Atrey Bhargava, a sophomore, experienced a different form of repression this summer when researching the source of Pakistan’s water scarcity crisis, a particularly sensitive issue. In Pakistan, many believe that India is responsible for tampering with the shared water supply and creating the crisis within Pakistan. Bhargava, an Indian national, was met with multiple roadblocks when trying to conduct his research. Because of the two countries’ complex and intertwined histories, it is difficult for Indian citizens to be admitted into Pakistan and vice versa.

“No more than 100 people from India go into Pakistan every year, so it was extremely fortuitous that I had the opportunity," Bhargava said.

Bhargava’s visa process took approximately four months to complete and limited him to three cities. Additionally, he was only permitted to conduct interviews with Pakistani officials such as lawyers, high-level bureaucrats and professors.

Although Bhargava was allowed to enter Pakistan, he identified larger, systemic issues relating to the freedom of the press.

“The issue is that Pakistani journalism is not in India and Indian journalism is not in Pakistan. People from the West go into India and Pakistan and do research. That is great most times, but at the same time, it fails to capture the animosity between India and Pakistan,” Bhargava said.

Levinson said the pressures that journalists face globally have changed over time.

“In most places, you used to be able to put a big 'Press' sign on top of the car and that meant no one would bomb the car. Now, it seems to me that you do bomb the car. There really is a switch to target journalists as opposed to journalists being left alone,” Levinson said.

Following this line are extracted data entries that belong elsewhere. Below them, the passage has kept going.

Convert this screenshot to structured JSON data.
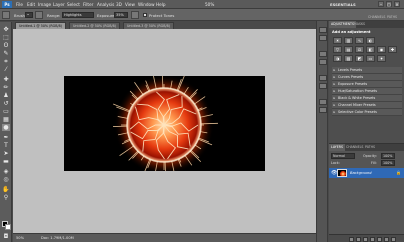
{
  "app": {
    "logo": "Ps",
    "menus": [
      "File",
      "Edit",
      "Image",
      "Layer",
      "Select",
      "Filter",
      "Analysis",
      "3D",
      "View",
      "Window",
      "Help"
    ],
    "zoom_menu": "50%",
    "workspace": "ESSENTIALS"
  },
  "options": {
    "brush_label": "Brush:",
    "mode_label": "Range:",
    "mode_value": "Highlights",
    "exposure_label": "Exposure:",
    "exposure_value": "35%",
    "protect_tones": "Protect Tones"
  },
  "document": {
    "tabs": [
      "Untitled-1 @ 50% (RGB/8)",
      "Untitled-2 @ 50% (RGB/8)",
      "Untitled-3 @ 50% (RGB/8)"
    ],
    "zoom": "50%",
    "doc_size": "Doc: 1.79M/1.00M"
  },
  "panels": {
    "top_tabs": [
      "ADJUSTMENTS",
      "MASKS"
    ],
    "top_right_tabs": [
      "CHANNELS",
      "PATHS"
    ],
    "adjustments_title": "Add an adjustment",
    "presets": [
      "Levels Presets",
      "Curves Presets",
      "Exposure Presets",
      "Hue/Saturation Presets",
      "Black & White Presets",
      "Channel Mixer Presets",
      "Selective Color Presets"
    ],
    "layers_tabs": [
      "LAYERS",
      "CHANNELS",
      "PATHS"
    ],
    "blend_mode": "Normal",
    "opacity_label": "Opacity:",
    "opacity_value": "100%",
    "lock_label": "Lock:",
    "fill_label": "Fill:",
    "fill_value": "100%",
    "layer_name": "Background"
  },
  "colors": {
    "accent": "#2f69b6",
    "canvas_bg": "#c0c0c0",
    "image_bg": "#000000",
    "fire_core": "#ffb060",
    "fire_mid": "#e53a10",
    "fire_outer": "#7a0a00"
  }
}
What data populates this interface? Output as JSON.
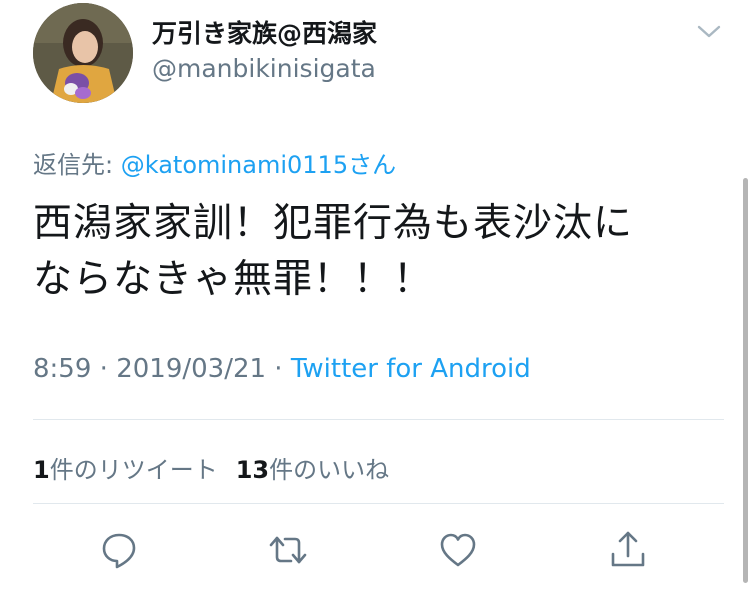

MacQuarrie said that the dangers of journalism and limitations on the freedom of the press that exist in different countries present difficulties for media professionals and regular citizens alike.

“I believe it is a very dark time for the news. What it's doing is forcing [people] to talk about and choose what kind of a society that they want and what kind of a government they want. They are thinking a lot more about what the role of media is, undoubtedly in ways that people didn't take much time to think about," MacQuarrie said.